How big of an effect do party balloons have?

Balloons are by far the most visible forms of helium use—their bright-colored rubber and latex literally float sky-high in the air. But other less visible uses take up the bulk of our country’s helium supply. When you immerse solid objects into a vat of liquid helium, the objects becomes superconductive, which allows electricity to flow continually without generating heat or resistance. This unique characteristic makes helium popular in a variety of scientific endeavors which include forcing fuel into rocket engines that go into space and in MRI machines where effectively cools the imaging magnets.

In 2018, according to the United States Geological Survey (USGS), “lifting gas” (which includes hot air balloons, airships, and other floating devices in addition to party balloons) accounted for 17 percent of all helium use.
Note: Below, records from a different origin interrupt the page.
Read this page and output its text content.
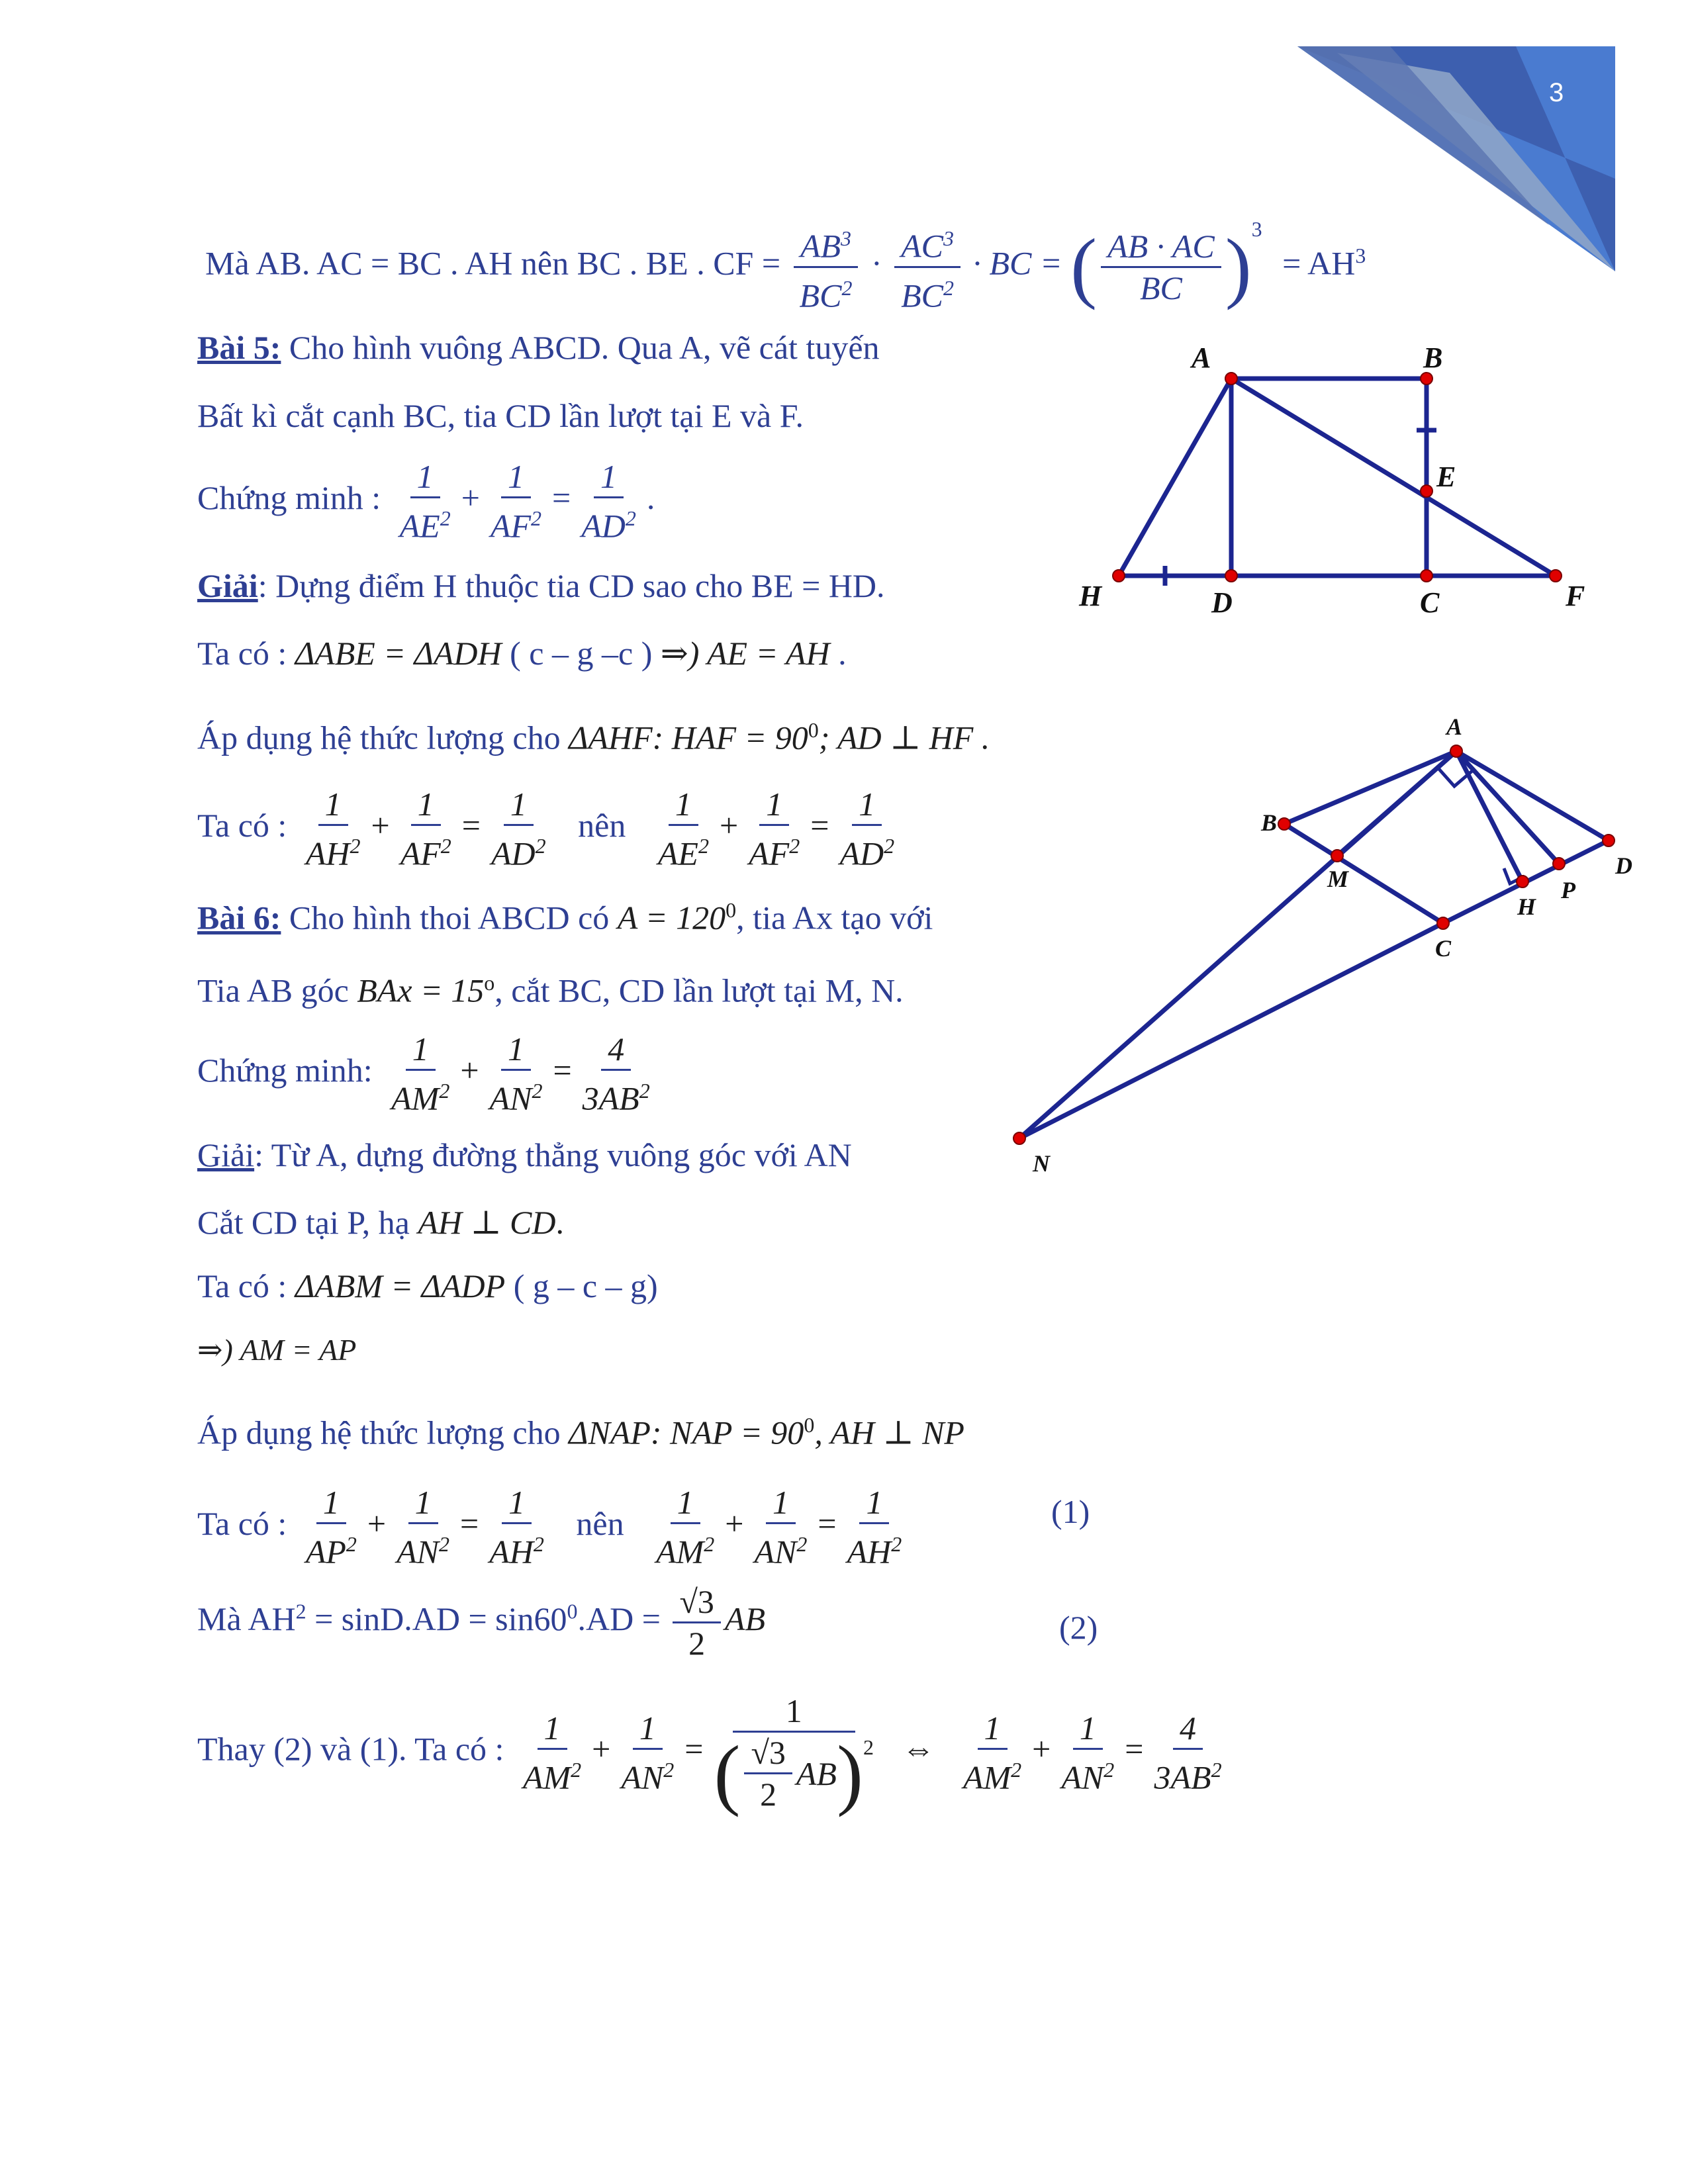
3
Mà AB. AC = BC . AH nên BC . BE . CF = $\frac{AB^3}{BC^2} \cdot \frac{AC^3}{BC^2}$ · BC = ( $\frac{AB \cdot AC}{BC} )^3 = AH^3$
Bài 5: Cho hình vuông ABCD. Qua A, vẽ cát tuyến
Bất kì cắt cạnh BC, tia CD lần lượt tại E và F.
Chứng minh : $\frac{1}{AE^2} + \frac{1}{AF^2} = \frac{1}{AD^2}$ .
Giải: Dựng điểm H thuộc tia CD sao cho BE = HD.
Ta có : ΔABE = ΔADH ( c – g –c ) ⇒) AE = AH .
Áp dụng hệ thức lượng cho ΔAHF: HAF = $90^0$; AD ⊥ HF .
Ta có : $\frac{1}{AH^2} + \frac{1}{AF^2} = \frac{1}{AD^2}$ nên $\frac{1}{AE^2} + \frac{1}{AF^2} = \frac{1}{AD^2}$
Bài 6: Cho hình thoi ABCD có $A = 120^0$, tia Ax tạo với
Tia AB góc BAx = $15^o$, cắt BC, CD lần lượt tại M, N.
Chứng minh: $\frac{1}{AM^2} + \frac{1}{AN^2} = \frac{4}{3AB^2}$
Giải: Từ A, dựng đường thẳng vuông góc với AN
Cắt CD tại P, hạ AH ⊥ CD.
Ta có : ΔABM = ΔADP ( g – c – g)
⇒) AM = AP
Áp dụng hệ thức lượng cho ΔNAP: NAP = $90^0$, AH ⊥ NP
Ta có : $\frac{1}{AP^2} + \frac{1}{AN^2} = \frac{1}{AH^2}$ nên $\frac{1}{AM^2} + \frac{1}{AN^2} = \frac{1}{AH^2}$	(1)
Mà $AH^2 = \sin D.AD = \sin 60^0.AD = \frac{√3}{2}$ AB	(2)
Thay (2) và (1). Ta có : $\frac{1}{AM^2} + \frac{1}{AN^2} = \frac{1}{( \frac{√3}{2} AB )^2}$ ⇔ $\frac{1}{AM^2} + \frac{1}{AN^2} = \frac{4}{3AB^2}$
A	B
E
H	D	C	F
A
B
M	D
H
P
C
N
Party balloons, Rithner surmises, is an even smaller percentage of this amount. Meanwhile, MRIs ate up about 30 percent of our total 2018 helium use. Other laboratory applications used 14 percent; welding consumed 9 percent; 6 percent went to engineering and scientific applications; and leak detection and semiconductor manufacturing at 5 percent each.

So how can we keep what we have? Rithner and a number of other scientists who regularly use helium have started to recycle their own helium. For their experiments, the helium comes in large thermos-like bottles. To keep the supply from leaking out into the atmosphere (where Earth’s gravity sends it out into space forever) the researchers attach a compressor that recaptures the gas, pressurizes it, and stores it. After purifying it and condensing it back into a liquid form, the scientists can then reuse that helium again. In all, this capture method recycles about 80 percent of the total original helium in the containers.

Not every scientist recaptures their helium in this manner, Rithner says. A 2019 report from the USGS states that in the United States, “helium used in large-volume applications is seldom recycled…In the rest of the world, helium recycling is practiced more often.” But Rithner says he hopes the technique, which is continually being perfected, will catch on with more scientists and potentially even major balloon users in the future.